1500 uur weidegang en 8 kilo ds/dag uit weidegang. Dat doel willen Paul en Ingrid Hazenberg met hulp van Grip op Gras bewerkstelligen. Hoe? Niet tekort afweiden (snelle hergroei), smakelijk kruidenrijk grasland, koeien opsluiten in de wei en overcapaciteit bij robots. “Weidegang en productie gaat prima samen.”

“Ik zou graag willen dat weidegang een erkend emissiearm systeem wordt.” Paul Hazenbeek zegt het met een zekere felheid. De Brabander is een overtuigd voorstander van weidegang. Ja, vanwege de managementuitdaging, maar ook omdat hij zo een bijdrage wil leveren aan de verlaging van de stikstofuitstoot. “Ik zou willen dat weidegang als een kans wordt gezien.” In Brabant geldt vanaf volgend jaar juli het Stallenbesluit; de verplichting om emissiearme stallen te bouwen. Ondernemers die aantoonbaar natuurinclusief boeren worden vrijgesteld. “Dat betekent 720 uur weidegang, maximaal 2 gve/ha en 1000 punten in de Brabantse Biodiversiteitsmonitor”, aldus Hazenberg. Die biodiversiteitsmonitor is een tool bestaande 13 indicatoren, variërend van % blijvend grasland, verlagen van het N bodemoverschot tot de hoeveelheid eiwit in het rantsoen.

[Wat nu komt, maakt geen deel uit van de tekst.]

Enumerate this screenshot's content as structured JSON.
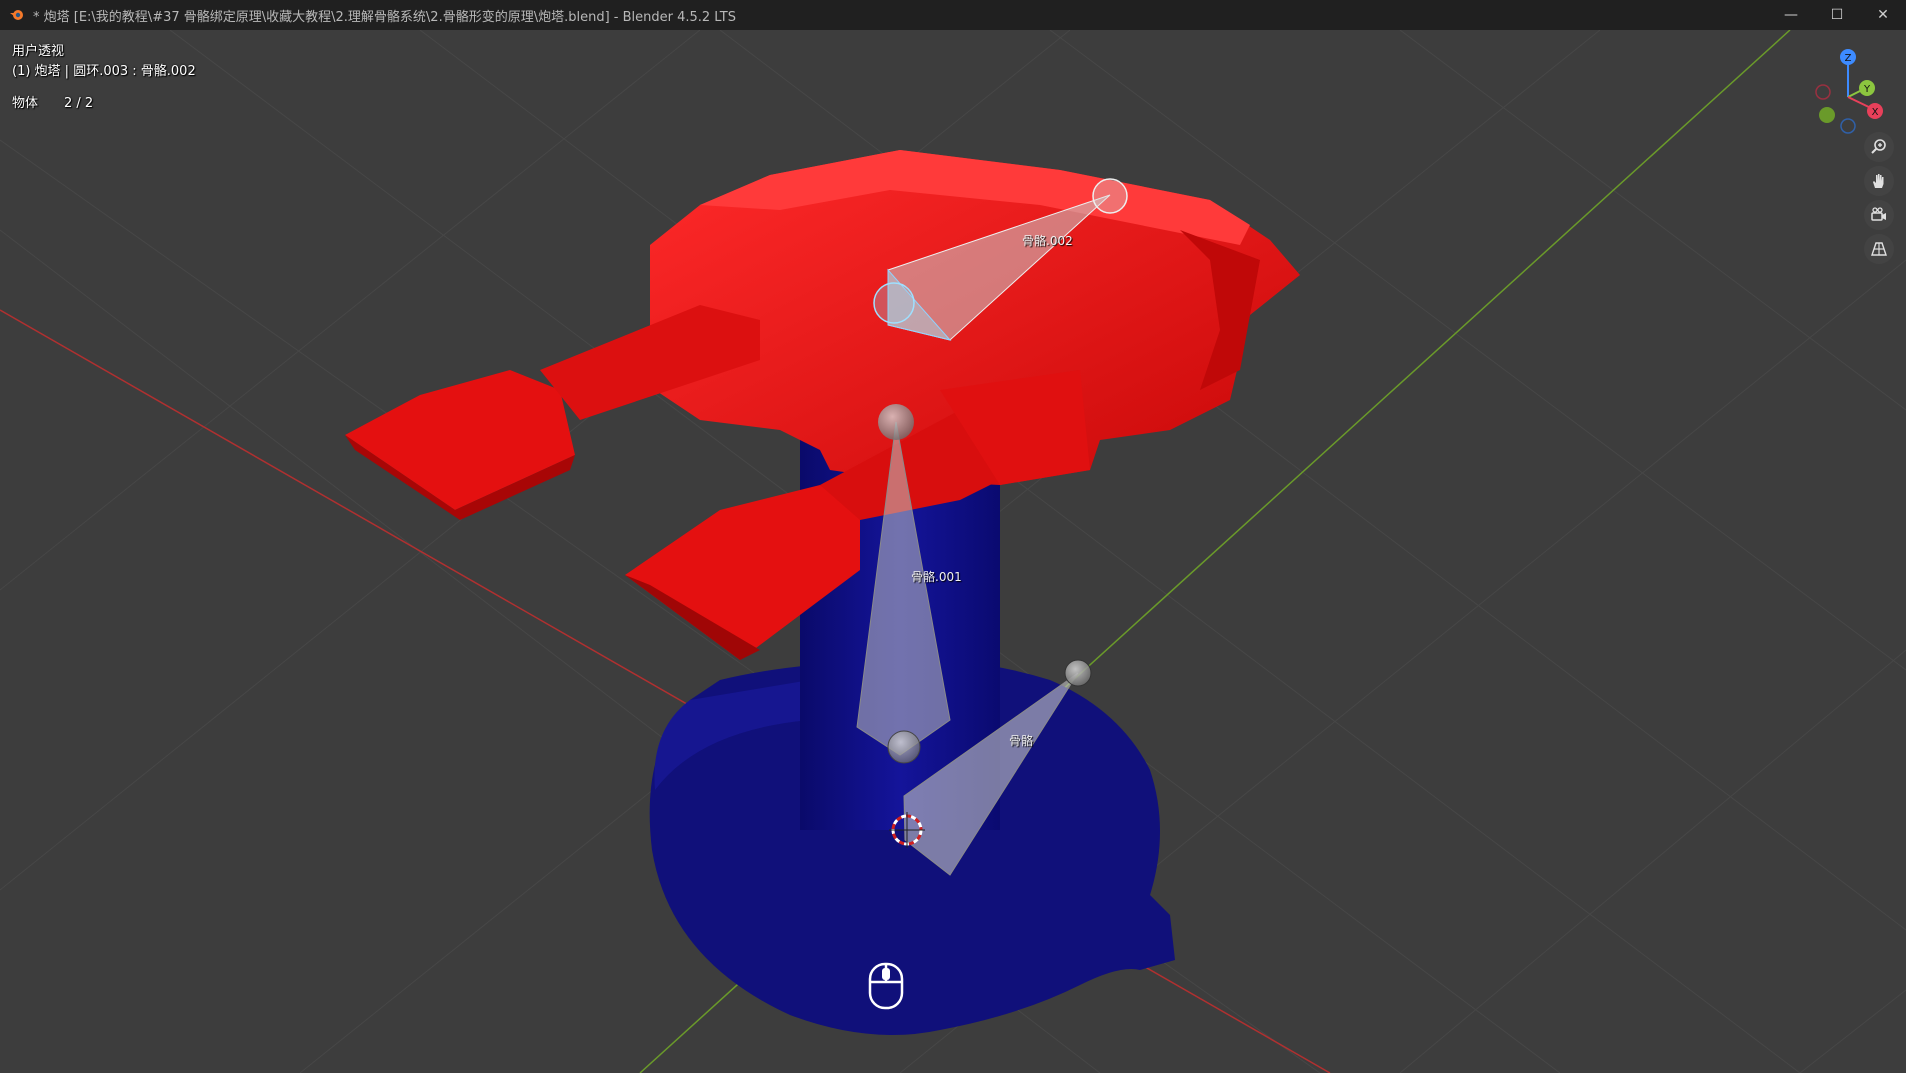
{
  "window": {
    "title": "* 炮塔 [E:\\我的教程\\#37 骨骼绑定原理\\收藏大教程\\2.理解骨骼系统\\2.骨骼形变的原理\\炮塔.blend] - Blender 4.5.2 LTS",
    "controls": {
      "minimize": "—",
      "maximize": "☐",
      "close": "✕"
    }
  },
  "viewport": {
    "view_name": "用户透视",
    "context": "(1) 炮塔 | 圆环.003 : 骨骼.002",
    "stats_label": "物体",
    "stats_value": "2 / 2"
  },
  "bones": [
    {
      "name": "骨骼.002"
    },
    {
      "name": "骨骼.001"
    },
    {
      "name": "骨骼"
    }
  ],
  "gizmo": {
    "axes": {
      "x": "X",
      "y": "Y",
      "z": "Z"
    },
    "colors": {
      "x": "#e8405a",
      "y": "#8cc63f",
      "z": "#3d8bff"
    }
  },
  "nav_tools": [
    "zoom-icon",
    "pan-hand-icon",
    "camera-icon",
    "perspective-grid-icon"
  ],
  "colors": {
    "background": "#3d3d3d",
    "grid": "#474747",
    "x_axis": "#b03030",
    "y_axis": "#6a9a2a",
    "turret_red": "#e81010",
    "base_blue": "#0d0d80"
  }
}
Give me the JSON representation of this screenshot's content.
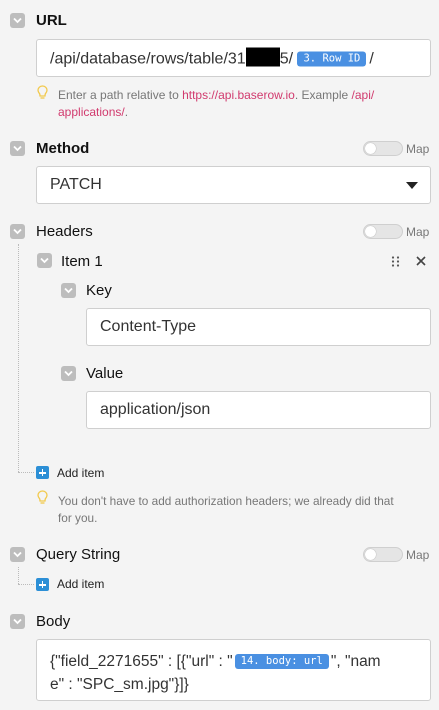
{
  "url": {
    "label": "URL",
    "prefix": "/api/database/rows/table/31",
    "suffix": "5/",
    "tag": "3. Row ID",
    "trailing": "/",
    "hint_text": "Enter a path relative to ",
    "hint_link": "https://api.baserow.io",
    "hint_example": ". Example ",
    "hint_example_path_1": "/api/",
    "hint_example_path_2": "applications/",
    "hint_end": "."
  },
  "method": {
    "label": "Method",
    "map_label": "Map",
    "value": "PATCH"
  },
  "headers": {
    "label": "Headers",
    "map_label": "Map",
    "item": {
      "label": "Item 1",
      "key_label": "Key",
      "key_value": "Content-Type",
      "value_label": "Value",
      "value_value": "application/json"
    },
    "add_item": "Add item",
    "hint_line_1": "You don't have to add authorization headers; we already did that",
    "hint_line_2": "for you."
  },
  "query_string": {
    "label": "Query String",
    "map_label": "Map",
    "add_item": "Add item"
  },
  "body": {
    "label": "Body",
    "line1_a": "{\"field_2271655\" : [{\"url\" : \"",
    "line1_tag": "14. body: url",
    "line1_b": "\", \"nam",
    "line2": "e\" : \"SPC_sm.jpg\"}]}"
  },
  "icons": {
    "collapse": "chevron-down-icon",
    "bulb": "lightbulb-icon",
    "drag": "drag-handle-icon",
    "close": "close-icon",
    "add": "plus-icon",
    "dropdown": "caret-down-icon"
  },
  "colors": {
    "accent": "#4a90e2",
    "link": "#d13a6e",
    "add_button": "#2c8fd6",
    "bulb": "#f2c94c"
  }
}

Weidegang en vers grasopname

Hazenberg gaat veel verder dan de vereiste 720 uur weidegang. “Vorig jaar zat ik met mijn twee melkrobots op 1203 uur weidegang, dit jaar streef ik naar 1500 uur weidegang en een dagelijkse ds-opname uit vers gras van 8 kilo.” Om dat doel te realiseren haakte Hazenberg aan bij Grip op Gras, waarbij hij wordt begeleid door weidecoach Harm Rijneveld.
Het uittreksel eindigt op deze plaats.